CASAN E MANGUEZAIS
O Parque Natural Municipal do Manguezal do Itacorubi, em Florianópolis, é uma das maiores áreas de conservação urbana do mundo e ocupa posição de destaque no Brasil, ficando atrás apenas do Manguezal do Recife. Com 180 hectares, abriga uma rica biodiversidade, incluindo várias espécies de animais e florestas abundantes. Os rios Sertão e Itacorubi deságuam nesse ecossistema, que, embora essencial, enfrenta grandes desafios devido à ação humana.

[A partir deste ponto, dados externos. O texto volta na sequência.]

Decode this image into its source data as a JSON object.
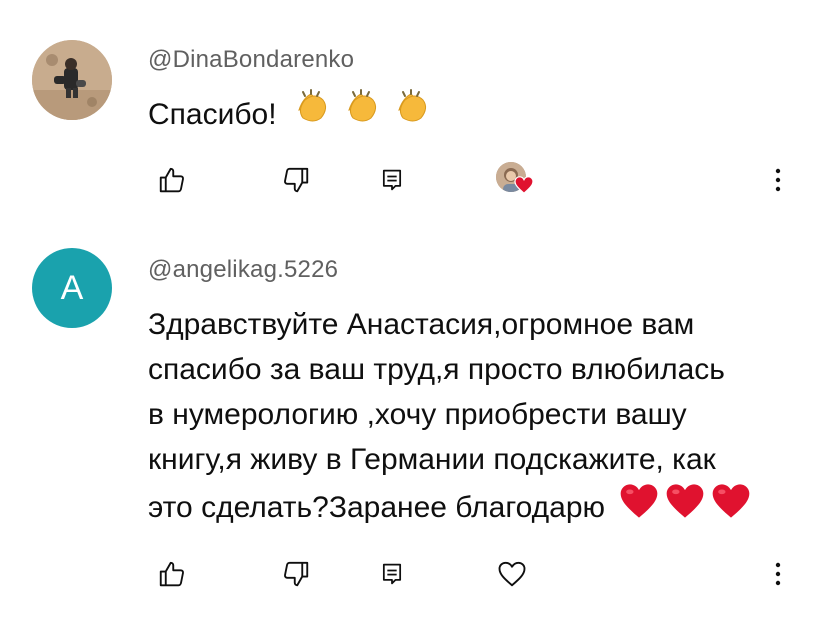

O entorno do manguezal é densamente urbanizado, com ocupações importantes como a Universidade Federal de Santa Catarina (UFSC), o Shopping Vila Romana, a Penitenciária Estadual, o Centro Integrado de Cultura (CIC), a Avenida da Saudade e suas 03 pontes, além de diversas unidades comerciais e serviços.
A qualidade da água dos rios Sertão e Itacorubi tem sido uma preocupação crescente, uma vez que a poluição gerada pela urbanização, o desperdício de esgoto doméstico e atividades semi-industriais comprometem não apenas os cursos d’água, mas todo o ecossistema do manguezal. Testes realizados por especialistas apontam níveis elevados de coliformes fecais, presença de esgoto in natura e substâncias tóxicas, que afetam diretamente a fauna aquática e a flora do mangue.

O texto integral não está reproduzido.